2. How evenly the tokens in $C$ are distributed over the addresses $A$ which own those tokens.


In [5]:
contract_owners_df = current_owners_df.groupby(["nft_address", "owner"], as_index=False).size().rename(columns={"size": "num_tokens"})
contract_owners_df.head()

Unnamed: 0,nft_address,owner,num_tokens
0,0x00000000000b7F8E8E8Ad148f9d53303Bfe20796,0x429a635eD4DaF9529C07d5406D466B349EC34361,3
1,0x00000000000b7F8E8E8Ad148f9d53303Bfe20796,0x5e5C817E9264B46cBBB980198684Ad9d14f3e0B4,5
2,0x00000000000b7F8E8E8Ad148f9d53303Bfe20796,0x8376f63c13b99D3eedfA51ddd77Ff375279B3Ba0,1
3,0x00000000000b7F8E8E8Ad148f9d53303Bfe20796,0x83D7Da9E572C5ad14caAe36771022C43AF084dbF,5
4,0x00000000000b7F8E8E8Ad148f9d53303Bfe20796,0x8A73024B39A4477a5Dc43fD6360e446851AD1D28,5


In [6]:
contract_owners_groups = contract_owners_df.groupby(["nft_address"])
entropies = {}

## ZOMGLINGS way of calculating entropy

In [7]:
%%timeit
for contract_address, owners_group in contract_owners_groups:
    total_supply = owners_group["num_tokens"].sum()
    owners_group["p"] = owners_group["num_tokens"]/total_supply
    owners_group["log(p)"] = np.log2(owners_group["p"])
    owners_group["-plog(p)"] = (-1) * owners_group["p"] * owners_group["log(p)"]
    entropy = owners_group["-plog(p)"].sum()
    entropies[contract_address] = entropy

23.8 s ± 63.4 ms per loop (mean ± std. dev. of 7 runs, 1 loop each)

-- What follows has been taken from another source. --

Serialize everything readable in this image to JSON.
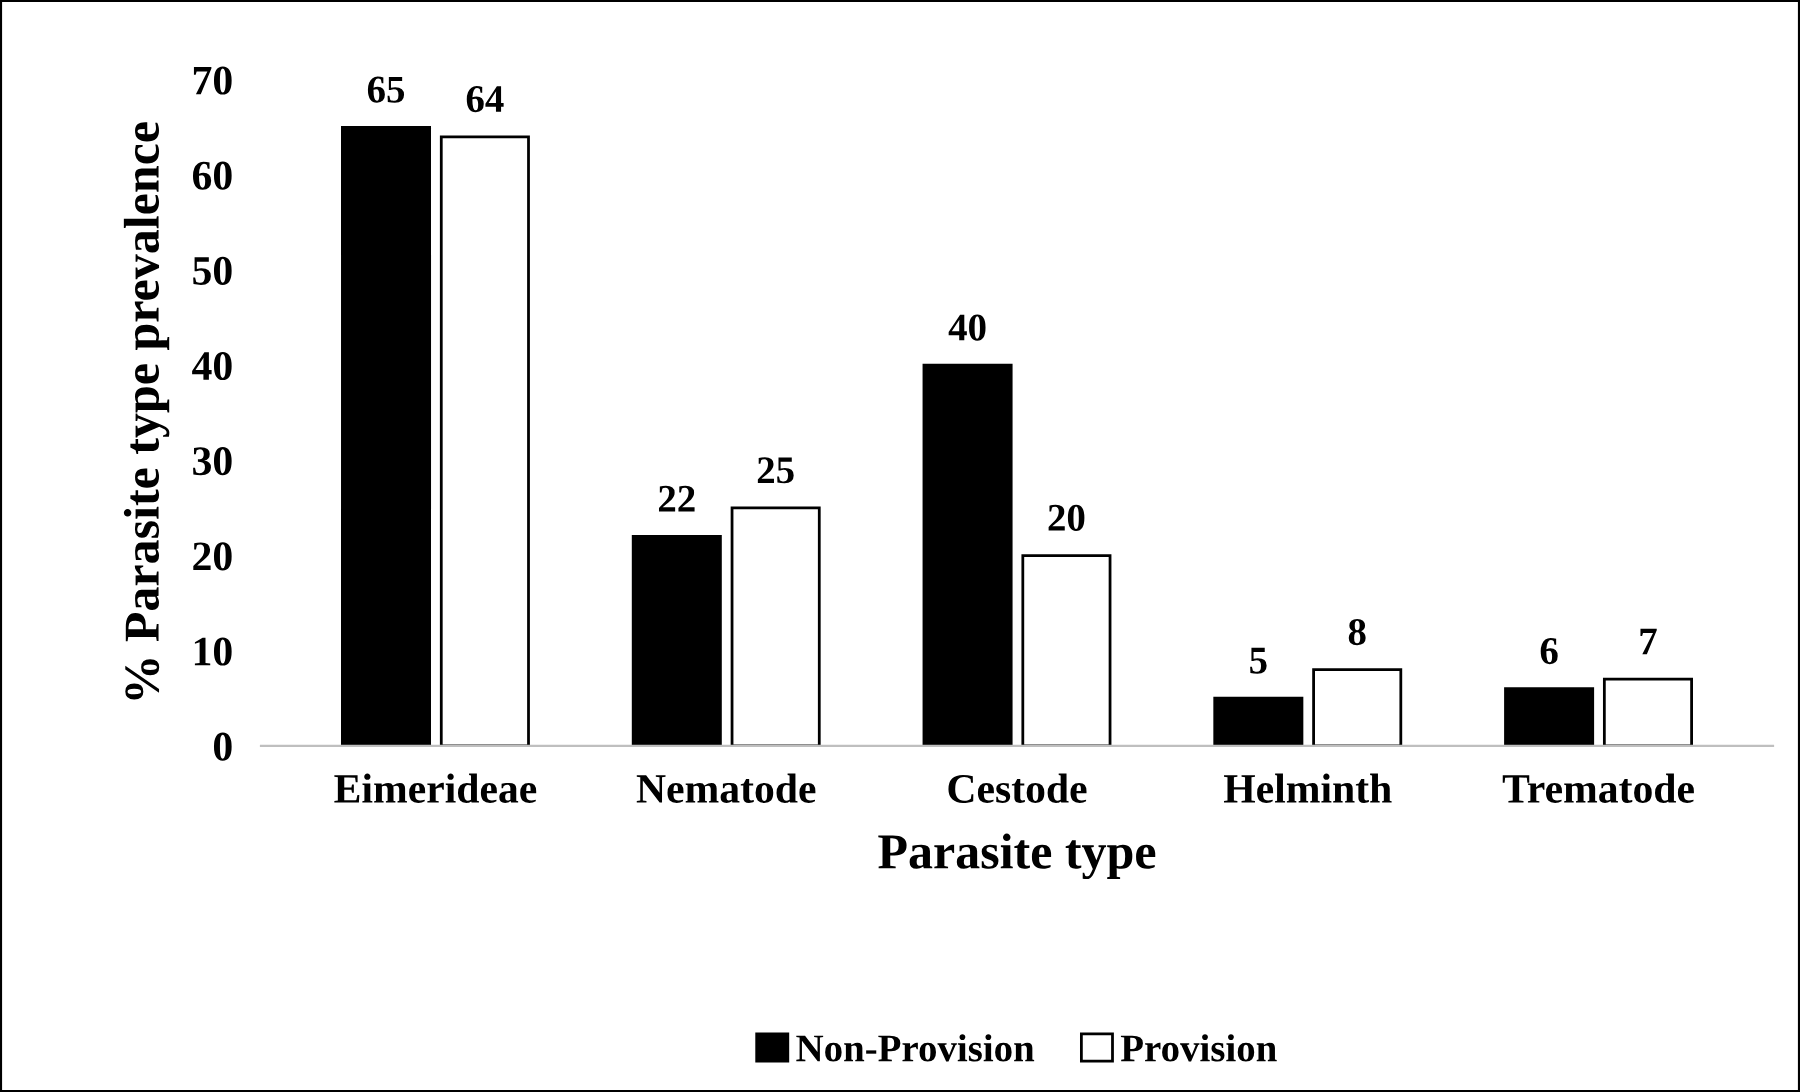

## My way of calculating entropies

In [8]:
# function to calulate entropy of a group
def group_ops(group):
    total_supply = group["num_tokens"].sum()
    p = group["num_tokens"]/total_supply
    log_p = np.log2(p)
    plog_p = -p*log_p
    return plog_p.sum()

In [9]:
%%timeit
entropies2 = contract_owners_groups.apply(group_ops)

5.94 s ± 75.5 ms per loop (mean ± std. dev. of 7 runs, 1 loop each)

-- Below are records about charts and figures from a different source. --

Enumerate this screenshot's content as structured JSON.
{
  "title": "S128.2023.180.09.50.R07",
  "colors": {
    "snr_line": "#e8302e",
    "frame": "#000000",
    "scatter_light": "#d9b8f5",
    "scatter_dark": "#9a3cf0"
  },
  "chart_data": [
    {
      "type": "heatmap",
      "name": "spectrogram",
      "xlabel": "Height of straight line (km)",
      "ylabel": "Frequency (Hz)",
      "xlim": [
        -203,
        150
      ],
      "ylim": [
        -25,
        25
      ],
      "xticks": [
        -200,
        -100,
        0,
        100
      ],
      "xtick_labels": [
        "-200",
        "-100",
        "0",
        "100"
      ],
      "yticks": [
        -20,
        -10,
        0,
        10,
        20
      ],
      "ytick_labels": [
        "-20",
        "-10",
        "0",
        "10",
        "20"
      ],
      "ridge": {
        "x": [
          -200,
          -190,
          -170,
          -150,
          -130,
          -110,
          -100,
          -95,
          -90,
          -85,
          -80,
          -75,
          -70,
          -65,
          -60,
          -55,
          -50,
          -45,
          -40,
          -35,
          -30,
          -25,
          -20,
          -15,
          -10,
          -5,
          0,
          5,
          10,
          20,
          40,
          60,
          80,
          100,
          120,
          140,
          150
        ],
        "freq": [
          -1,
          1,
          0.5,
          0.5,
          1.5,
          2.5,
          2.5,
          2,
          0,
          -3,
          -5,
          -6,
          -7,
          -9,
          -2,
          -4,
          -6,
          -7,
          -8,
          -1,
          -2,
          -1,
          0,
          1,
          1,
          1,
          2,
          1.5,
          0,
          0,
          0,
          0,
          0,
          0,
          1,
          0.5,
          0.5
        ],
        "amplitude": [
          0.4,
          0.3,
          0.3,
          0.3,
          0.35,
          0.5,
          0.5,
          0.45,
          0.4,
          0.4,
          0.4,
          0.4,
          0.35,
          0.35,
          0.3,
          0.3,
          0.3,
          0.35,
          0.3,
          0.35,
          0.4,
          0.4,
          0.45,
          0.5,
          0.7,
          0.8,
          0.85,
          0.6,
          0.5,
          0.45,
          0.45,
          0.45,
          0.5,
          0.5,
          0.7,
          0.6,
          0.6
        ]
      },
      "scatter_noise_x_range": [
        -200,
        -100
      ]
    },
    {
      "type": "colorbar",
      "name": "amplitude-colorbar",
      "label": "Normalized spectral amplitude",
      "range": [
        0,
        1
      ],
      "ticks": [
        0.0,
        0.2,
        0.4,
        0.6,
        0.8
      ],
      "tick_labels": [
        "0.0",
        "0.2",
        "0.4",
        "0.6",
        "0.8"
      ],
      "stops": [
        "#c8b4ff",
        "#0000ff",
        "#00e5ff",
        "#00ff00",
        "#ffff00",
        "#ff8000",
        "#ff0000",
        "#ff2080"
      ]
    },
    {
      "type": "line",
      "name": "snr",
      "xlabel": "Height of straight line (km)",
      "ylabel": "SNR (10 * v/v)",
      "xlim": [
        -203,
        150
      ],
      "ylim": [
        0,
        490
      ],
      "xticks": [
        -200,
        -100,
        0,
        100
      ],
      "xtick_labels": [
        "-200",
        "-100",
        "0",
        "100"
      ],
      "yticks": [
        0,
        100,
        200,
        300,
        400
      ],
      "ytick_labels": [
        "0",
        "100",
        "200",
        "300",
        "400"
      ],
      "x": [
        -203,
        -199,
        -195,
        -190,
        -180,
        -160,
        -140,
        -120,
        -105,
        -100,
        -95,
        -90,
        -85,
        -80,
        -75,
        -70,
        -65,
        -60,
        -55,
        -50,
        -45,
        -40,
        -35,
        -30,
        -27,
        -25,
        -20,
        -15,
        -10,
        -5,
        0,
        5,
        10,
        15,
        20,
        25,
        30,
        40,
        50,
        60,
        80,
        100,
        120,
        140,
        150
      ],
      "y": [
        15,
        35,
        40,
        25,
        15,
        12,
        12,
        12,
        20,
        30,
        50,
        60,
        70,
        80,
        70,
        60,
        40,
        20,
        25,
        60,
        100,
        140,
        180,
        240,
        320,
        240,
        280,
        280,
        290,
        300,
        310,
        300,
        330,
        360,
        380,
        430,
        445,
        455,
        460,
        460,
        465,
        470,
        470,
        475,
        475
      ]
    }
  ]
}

For some reason running this does not assigns the entropies to the variable. I don't know why

Now to find out if these two variables have the same values or not

In [10]:
entropies2 = contract_owners_groups.apply(group_ops)

In [11]:
(entropies2 == pd.Series(entropies)).all()

True

Hence, they do have the same entropies.